The lower Himalayas are at first extremely disappointing. The scenery is enormous but not grand, and at first hardly seems large. The lower parts are at first sight a series of gently undulating hills and wooded dells; in some places it looks as if one might almost hunt the country. It is long before you realise tha
t it is all on a gigantic scale; that the quickset hedges are belts of rhododendrons of full growth, the water-jumps rivers, and the stone walls mountain-ridges; that to hunt a country like that you would have to ride a horse at least two hundred feet high. You cannot see at first, or even for some time, that the gentle-looking hill is a mountain of five or six thousand feet; in Simla you will not believe you are three thousand feet above the level of the Rhigi Kulm in Switzerland. Persons who are familiar with the aspect of the Rocky Mountains are aware of the singular lack of dignity in those enormous elevations. They are merely big, without any superior beauty, until you come to the favoured spots of nature’s art, where some great contrast throws out into appalling relief the gulf between the high and the low. It is so in the Himalayas.
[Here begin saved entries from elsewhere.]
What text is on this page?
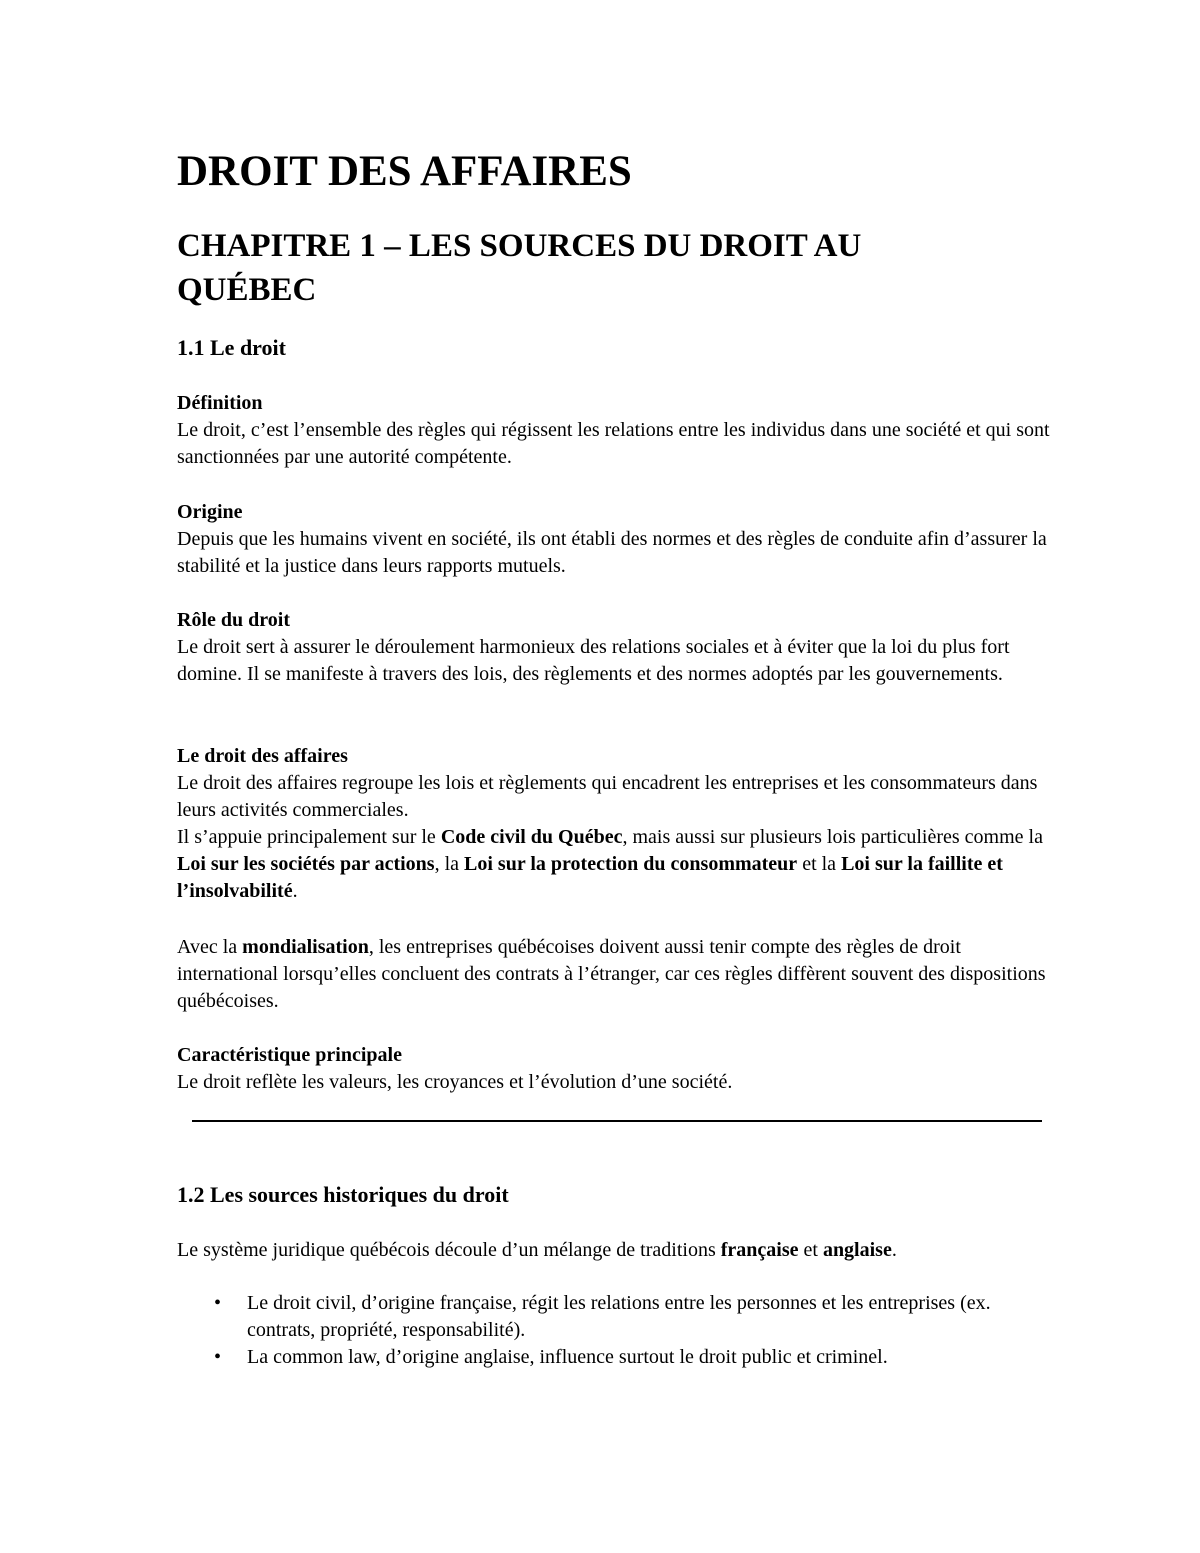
DROIT DES AFFAIRES
CHAPITRE 1 – LES SOURCES DU DROIT AU QUÉBEC
1.1 Le droit
Définition

Le droit, c’est l’ensemble des règles qui régissent les relations entre les individus dans une société et qui sont sanctionnées par une autorité compétente.

Origine

Depuis que les humains vivent en société, ils ont établi des normes et des règles de conduite afin d’assurer la stabilité et la justice dans leurs rapports mutuels.

Rôle du droit

Le droit sert à assurer le déroulement harmonieux des relations sociales et à éviter que la loi du plus fort domine. Il se manifeste à travers des lois, des règlements et des normes adoptés par les gouvernements.

Le droit des affaires

Le droit des affaires regroupe les lois et règlements qui encadrent les entreprises et les consommateurs dans leurs activités commerciales.

Il s’appuie principalement sur le Code civil du Québec, mais aussi sur plusieurs lois particulières comme la Loi sur les sociétés par actions, la Loi sur la protection du consommateur et la Loi sur la faillite et l’insolvabilité.

Avec la mondialisation, les entreprises québécoises doivent aussi tenir compte des règles de droit international lorsqu’elles concluent des contrats à l’étranger, car ces règles diffèrent souvent des dispositions québécoises.

Caractéristique principale

Le droit reflète les valeurs, les croyances et l’évolution d’une société.

1.2 Les sources historiques du droit

Le système juridique québécois découle d’un mélange de traditions française et anglaise.

• Le droit civil, d’origine française, régit les relations entre les personnes et les entreprises (ex. contrats, propriété, responsabilité).
• La common law, d’origine anglaise, influence surtout le droit public et criminel.
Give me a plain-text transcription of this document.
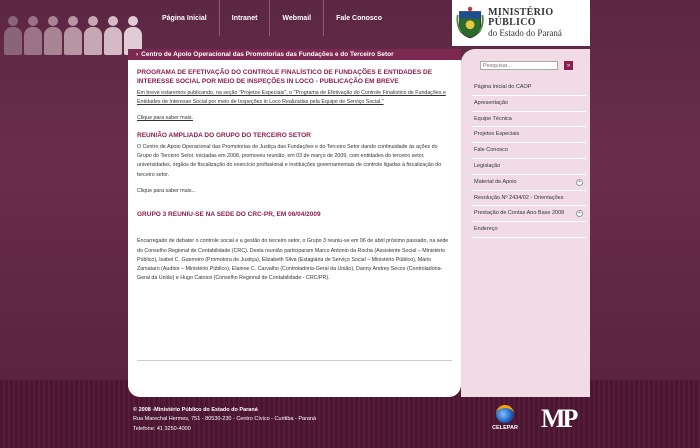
Página Inicial	Intranet	Webmail	Fale Conosco
MINISTÉRIO PÚBLICO
do Estado do Paraná
› Centro de Apoio Operacional das Promotorias das Fundações e do Terceiro Setor
PROGRAMA DE EFETIVAÇÃO DO CONTROLE FINALÍSTICO DE FUNDAÇÕES E ENTIDADES DE INTERESSE SOCIAL POR MEIO DE INSPEÇÕES IN LOCO - PUBLICAÇÃO EM BREVE
Em breve estaremos publicando, na seção "Projetos Especiais", o "Programa de Efetivação do Controle Finalístico de Fundações e Entidades de Interesse Social por meio de Inspeções in Loco Realizadas pela Equipe de Serviço Social."
Clique para saber mais.
REUNIÃO AMPLIADA DO GRUPO DO TERCEIRO SETOR
O Centro de Apoio Operacional das Promotorias de Justiça das Fundações e do Terceiro Setor dando continuidade às ações do Grupo do Terceiro Setor, iniciadas em 2008, promoveu reunião, em 03 de março de 2009, com entidades do terceiro setor, universidades, órgãos de fiscalização do exercício profissional e instituições governamentais de controle ligadas à fiscalização do terceiro setor.
Clique para saber mais...
GRUPO 3 REUNIU-SE NA SEDE DO CRC-PR, EM 06/04/2009
Encarregado de debater o controle social e a gestão do terceiro setor, o Grupo 3 reuniu-se em 06 de abril próximo passado, na sede do Conselho Regional de Contabilidade (CRC). Desta reunião participaram Marco Antonio da Rocha (Assistente Social – Ministério Público), Isabel C. Guerreiro (Promotora de Justiça), Elizabeth Silva (Estagiária de Serviço Social – Ministério Público), Mário Zamataro (Auditor – Ministério Público), Elainne C. Carvalho (Controladoria-Geral da União), Danny Andrey Secco (Controladoria-Geral da União) e Hugo Catossi (Conselho Regional de Contabilidade - CRC/PR).
Pesquisar...
»
Página Inicial do CAOP
Apresentação
Equipe Técnica
Projetos Especiais
Fale Conosco
Legislação
Material de Apoio	+
Resolução Nº 2434/02 - Orientações
Prestação de Contas Ano Base 2008	+
Endereço
© 2008 -Ministério Público do Estado do Paraná
Rua Marechal Hermes, 751 - 80530-230 - Centro Cívico - Curitiba - Paraná
Telefone: 41 3250-4000	CELEPAR MP
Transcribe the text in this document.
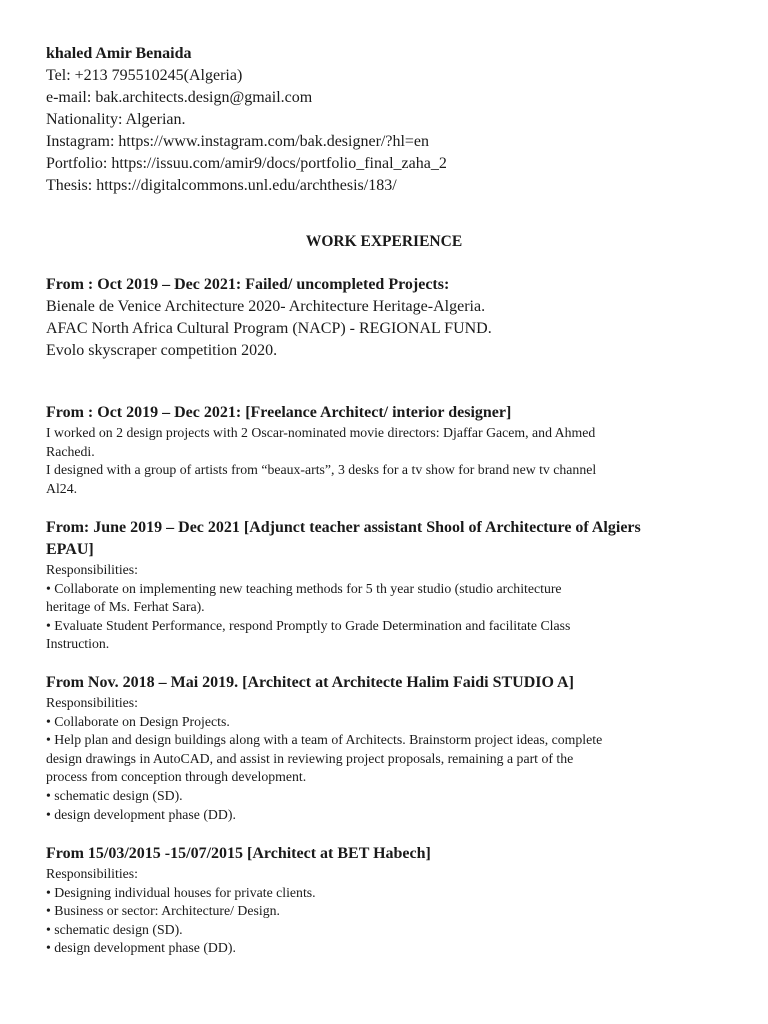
khaled Amir Benaida
Tel: +213 795510245(Algeria)
e-mail: bak.architects.design@gmail.com
Nationality: Algerian.
Instagram: https://www.instagram.com/bak.designer/?hl=en
Portfolio: https://issuu.com/amir9/docs/portfolio_final_zaha_2
Thesis: https://digitalcommons.unl.edu/archthesis/183/
WORK EXPERIENCE
From : Oct 2019 – Dec 2021: Failed/ uncompleted Projects:
Bienale de Venice Architecture 2020- Architecture Heritage-Algeria.
AFAC North Africa Cultural Program (NACP) - REGIONAL FUND.
Evolo skyscraper competition 2020.
From : Oct 2019 – Dec 2021: [Freelance Architect/ interior designer]
I worked on 2 design projects with 2 Oscar-nominated movie directors: Djaffar Gacem, and Ahmed
Rachedi.
I designed with a group of artists from “beaux-arts”, 3 desks for a tv show for brand new tv channel
Al24.
From: June 2019 – Dec 2021 [Adjunct teacher assistant Shool of Architecture of Algiers
EPAU]
Responsibilities:
• Collaborate on implementing new teaching methods for 5 th year studio (studio architecture
heritage of Ms. Ferhat Sara).
• Evaluate Student Performance, respond Promptly to Grade Determination and facilitate Class
Instruction.
From Nov. 2018 – Mai 2019. [Architect at Architecte Halim Faidi STUDIO A]
Responsibilities:
• Collaborate on Design Projects.
• Help plan and design buildings along with a team of Architects. Brainstorm project ideas, complete
design drawings in AutoCAD, and assist in reviewing project proposals, remaining a part of the
process from conception through development.
• schematic design (SD).
• design development phase (DD).
From 15/03/2015 -15/07/2015 [Architect at BET Habech]
Responsibilities:
• Designing individual houses for private clients.
• Business or sector: Architecture/ Design.
• schematic design (SD).
• design development phase (DD).
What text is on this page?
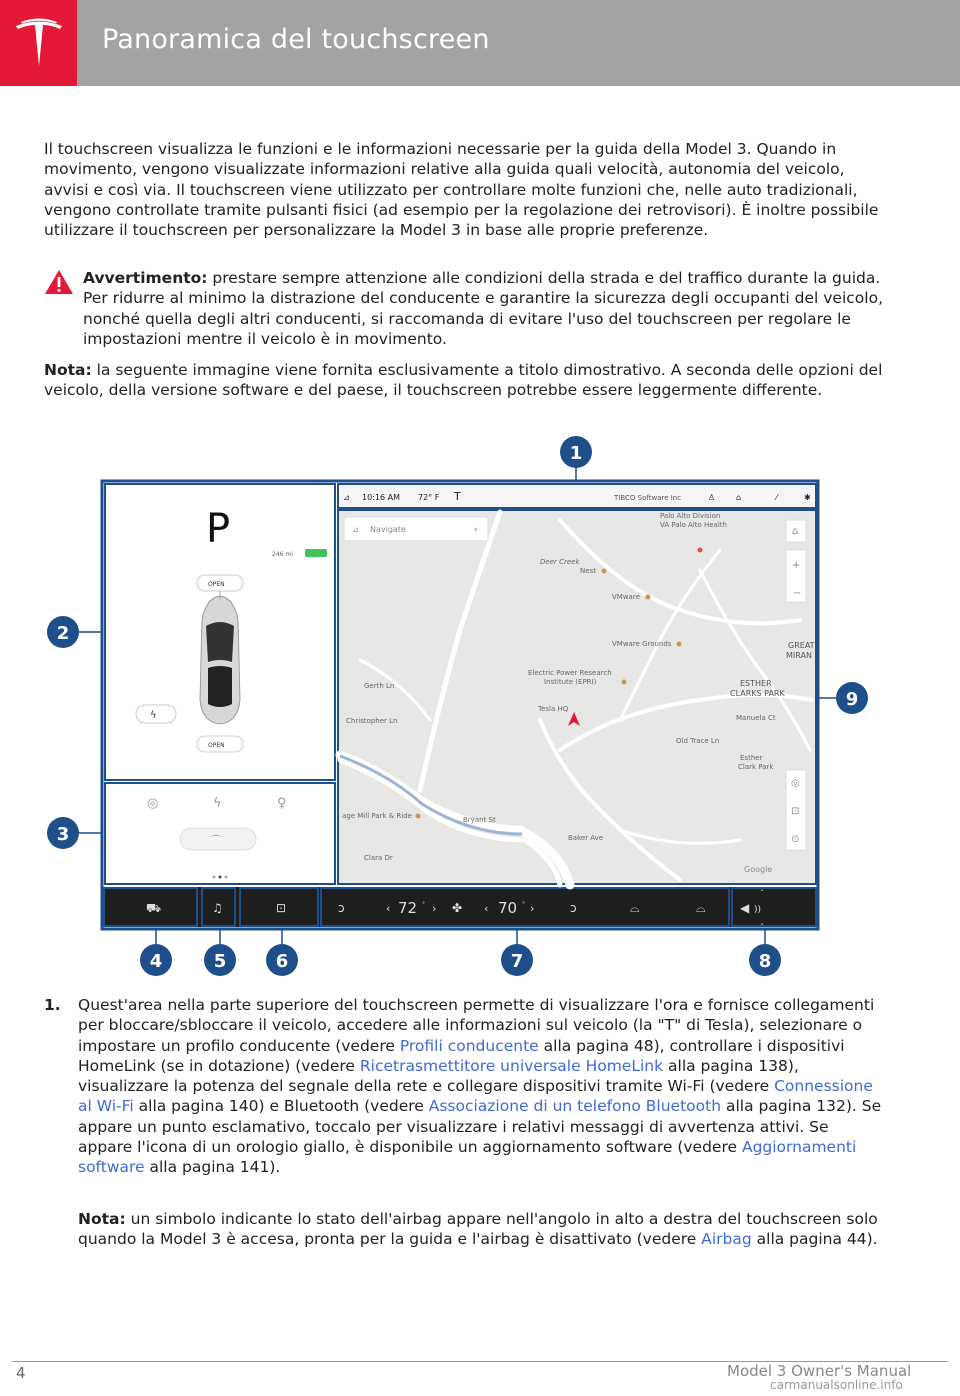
Panoramica del touchscreen

Il touchscreen visualizza le funzioni e le informazioni necessarie per la guida della Model 3. Quando in movimento, vengono visualizzate informazioni relative alla guida quali velocità, autonomia del veicolo, avvisi e così via. Il touchscreen viene utilizzato per controllare molte funzioni che, nelle auto tradizionali, vengono controllate tramite pulsanti fisici (ad esempio per la regolazione dei retrovisori). È inoltre possibile utilizzare il touchscreen per personalizzare la Model 3 in base alle proprie preferenze.

Avvertimento: prestare sempre attenzione alle condizioni della strada e del traffico durante la guida. Per ridurre al minimo la distrazione del conducente e garantire la sicurezza degli occupanti del veicolo, nonché quella degli altri conducenti, si raccomanda di evitare l'uso del touchscreen per regolare le impostazioni mentre il veicolo è in movimento.

Nota: la seguente immagine viene fornita esclusivamente a titolo dimostrativo. A seconda delle opzioni del veicolo, della versione software e del paese, il touchscreen potrebbe essere leggermente differente.

Deer Creek
Nest
VMware
VMware Grounds
Electric Power Research
Institute (EPRI)
Tesla HQ
Palo Alto Division
VA Palo Alto Health
ESTHER
CLARKS PARK
GREAT
MIRAN
Esther
Clark Park
age Mill Park & Ride
Google
Manuela Ct
Old Trace Ln
Christopher Ln
Gerth Ln
Clara Dr
Baker Ave
Bryant St
⊿ Navigate	›	⌂
+
−
◎
⊡
⊙
⊿ 10:16 AM 72° F T	TIBCO Software Inc	♙	⌂	⁄	✱
P
246 mi
OPEN
OPEN
ϟ
◎	ϟ	♀
⌒
⛟	♫	⊡	ↄ	‹ 72 ° › ✤ ‹ 70 ° ›	ↄ	⌓	⌓	◀ ))
ˆ
ˇ
1
2
3
4	5	6	7	8
9
1. Quest'area nella parte superiore del touchscreen permette di visualizzare l'ora e fornisce collegamenti per bloccare/sbloccare il veicolo, accedere alle informazioni sul veicolo (la "T" di Tesla), selezionare o impostare un profilo conducente (vedere Profili conducente alla pagina 48), controllare i dispositivi HomeLink (se in dotazione) (vedere Ricetrasmettitore universale HomeLink alla pagina 138), visualizzare la potenza del segnale della rete e collegare dispositivi tramite Wi-Fi (vedere Connessione al Wi-Fi alla pagina 140) e Bluetooth (vedere Associazione di un telefono Bluetooth alla pagina 132). Se appare un punto esclamativo, toccalo per visualizzare i relativi messaggi di avvertenza attivi. Se appare l'icona di un orologio giallo, è disponibile un aggiornamento software (vedere Aggiornamenti software alla pagina 141).

Nota: un simbolo indicante lo stato dell'airbag appare nell'angolo in alto a destra del touchscreen solo quando la Model 3 è accesa, pronta per la guida e l'airbag è disattivato (vedere Airbag alla pagina 44).

4	Model 3 Owner's Manual
carmanualsonline.info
You may travel for hours and days amidst vast forests and hills without the slightest sensation of pleasure or sense of admiration for the scene, till suddenly your path leads you out on to the dizzy brink of an awful precipice — a sheer fall, so exaggerated in horror that your most stirring memories of Mont Blanc, the Jungfrau, and the hideous arête of the Pitz Bernina, sink into vague insignificance. The gulf that divides you from the distant mountain seems like a huge bite taken bodily out of the world by some voracious god; far away rise snow peaks such as were not dreamt of in your Swiss tour; the bottomless valley at your feet is misty and gloomy with blackness, streaked with mist, while the peaks above shoot gladly to the sun and catch his broadside rays like majestic white standards. Between you, as you stand leaning cautiously against the hill behind you, and the wonderful background far away in front, floats a strange vision, scarcely moving, but yet not still. A great golden shield sails steadily in vast circles, sending back the sunlight in every tint of burnished glow. The golden eagle of the Himalayas hangs in mid-air, a sheet of polished metal to the eye, pausing sometimes in the full blaze of reflection, as ages ago the sun and the moon stood still in the valley of Ajalon; too magnificent for description, as he is too dazzling to look at. The whole scene, if no greater name can be given to it, is on a scale so Titanic in its massive length and breadth and depth, that you stand utterly trembling and weak and foolish as you look for the first time. You have never seen such masses of the world before.